Recordé -de leer a Harari- que el perro, lobo en origen, fue el primer animal domesticado por el sapiens, unos cuantos miles de años antes que cualquier otro futuro deméstico. Hombre y perro asociados en la labor de la caza y en el festín de la abundancia.
Pensé en lo imprescindible que es que humanos y canes nos sintamos queridos, gustosamente aceptados, especialmente en el nacimiento y primeras etapas de la vida.
Cuando veo a una madre empujando con una mano el carrito de su bebé y con la otra manipulando atenta en su móvil; a un padre que lleva de una mano a su niño de dos años y va aprovechando la otra para manejar el impostergable artilugio, tengo la sensación de que algo no cuadra, de que algo no va bien.

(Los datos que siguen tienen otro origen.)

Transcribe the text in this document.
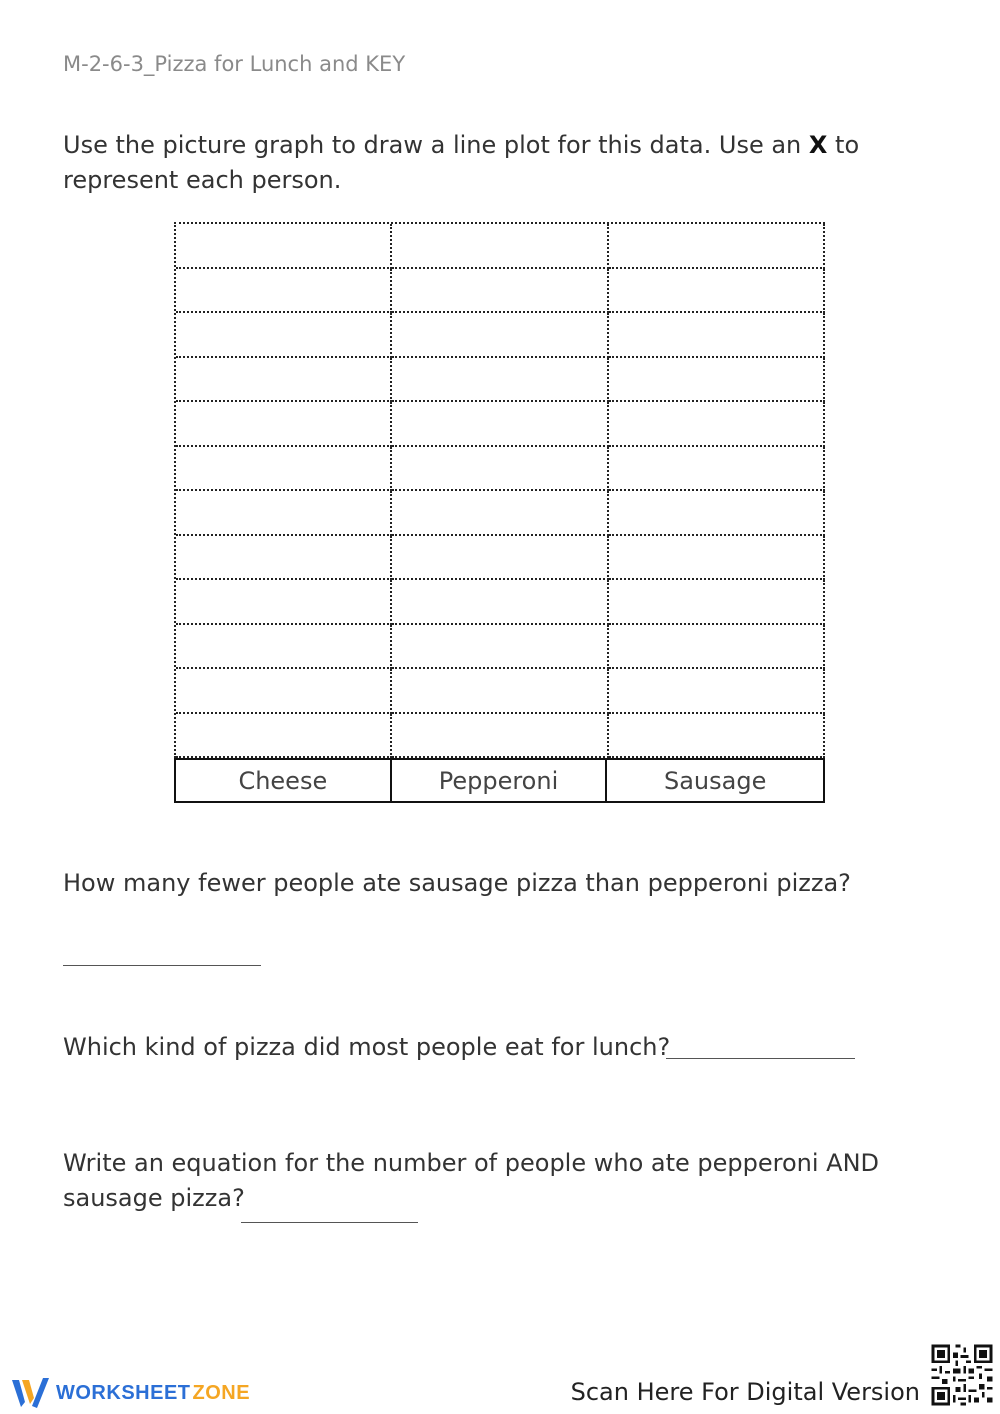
M-2-6-3_Pizza for Lunch and KEY
Use the picture graph to draw a line plot for this data. Use an X to represent each person.
Cheese	Pepperoni	Sausage
How many fewer people ate sausage pizza than pepperoni pizza?
Which kind of pizza did most people eat for lunch?
Write an equation for the number of people who ate pepperoni AND sausage pizza?
WORKSHEET ZONE	Scan Here For Digital Version
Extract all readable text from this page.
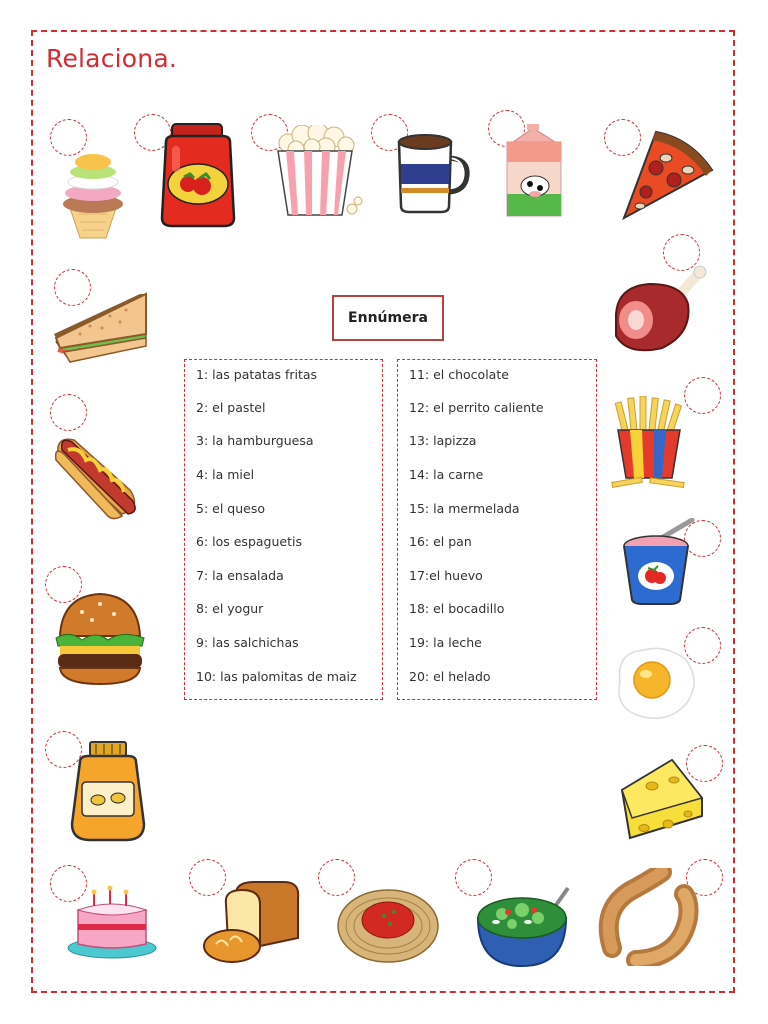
Relaciona.
Ennúmera
1: las patatas fritas
2: el pastel
3: la hamburguesa
4: la miel
5: el queso
6: los espaguetis
7: la ensalada
8: el yogur
9: las salchichas
10: las palomitas de maiz
11: el chocolate
12: el perrito caliente
13: lapizza
14: la carne
15: la mermelada
16: el pan
17:el huevo
18: el bocadillo
19: la leche
20: el helado
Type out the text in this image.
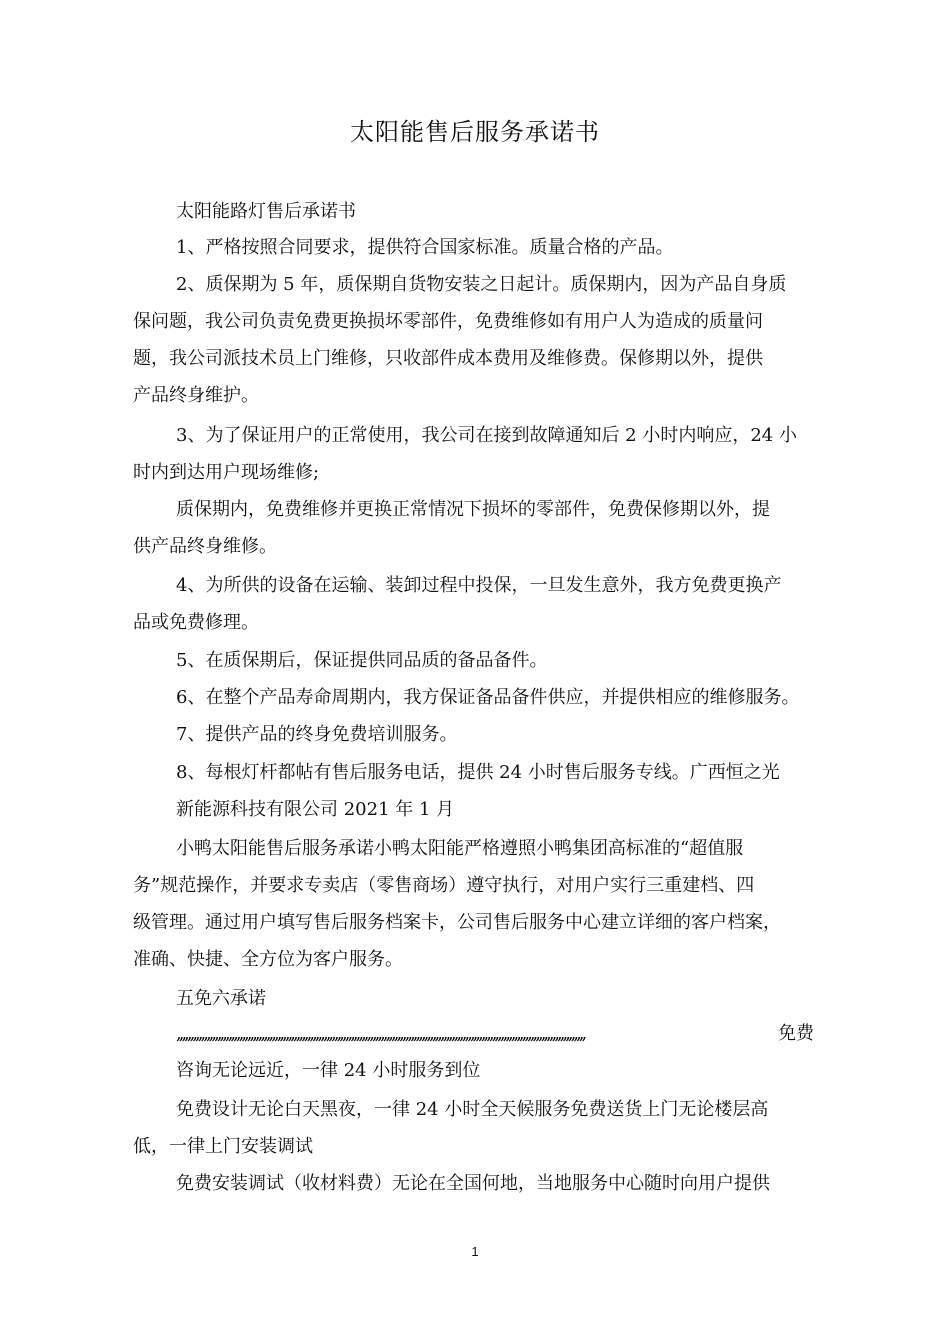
太阳能售后服务承诺书
太阳能路灯售后承诺书
1、严格按照合同要求，提供符合国家标准。质量合格的产品。
2、质保期为 5 年，质保期自货物安装之日起计。质保期内，因为产品自身质
保问题，我公司负责免费更换损坏零部件，免费维修如有用户人为造成的质量问
题，我公司派技术员上门维修，只收部件成本费用及维修费。保修期以外，提供
产品终身维护。
3、为了保证用户的正常使用，我公司在接到故障通知后 2 小时内响应，24 小
时内到达用户现场维修;
质保期内，免费维修并更换正常情况下损坏的零部件，免费保修期以外，提
供产品终身维修。
4、为所供的设备在运输、装卸过程中投保，一旦发生意外，我方免费更换产
品或免费修理。
5、在质保期后，保证提供同品质的备品备件。
6、在整个产品寿命周期内，我方保证备品备件供应，并提供相应的维修服务。
7、提供产品的终身免费培训服务。
8、每根灯杆都帖有售后服务电话，提供 24 小时售后服务专线。广西恒之光
新能源科技有限公司 2021 年 1 月
小鸭太阳能售后服务承诺小鸭太阳能严格遵照小鸭集团高标准的“超值服
务”规范操作，并要求专卖店（零售商场）遵守执行，对用户实行三重建档、四
级管理。通过用户填写售后服务档案卡，公司售后服务中心建立详细的客户档案，
准确、快捷、全方位为客户服务。
五免六承诺
,,,,,,,,,,,,,,,,,,,,,,,,,,,,,,,,,,,,,,,,,,,,,,,,,,,,,,,,,,,,,,,,,,,,,,,,,,,,,,,,,,,,,,,,,,,,,,,,,,,,,,,,,,,,,,,,,,,,,,,,,,,,,,,,,,,,,,,,,,,,,,,,,,,,,,	免费
咨询无论远近，一律 24 小时服务到位
免费设计无论白天黑夜，一律 24 小时全天候服务免费送货上门无论楼层高
低，一律上门安装调试
免费安装调试（收材料费）无论在全国何地，当地服务中心随时向用户提供
1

Cuando he constatado que los centros de educación secundaria -la dichosa ESO- tienen tanto de cárcel como de institutos de enseñanza, he sentido una gran amargura.
Cuando he visto o leído que muchos padres regalan, desmedidamente, juguetes u otros objetos a sus hijos con el inconfesable deseo de justificar o compensar sus desatenciones y ausencias, me reconcome la preocupación.
Recordemos: los sentimientos con que los atendamos y tratemos hoy, determinarán mañana, o al menos marcarán, su trato y atenciones no sólo para con nosotros los testigos de su infancia, sino para con todos los seres vivos de su entorno.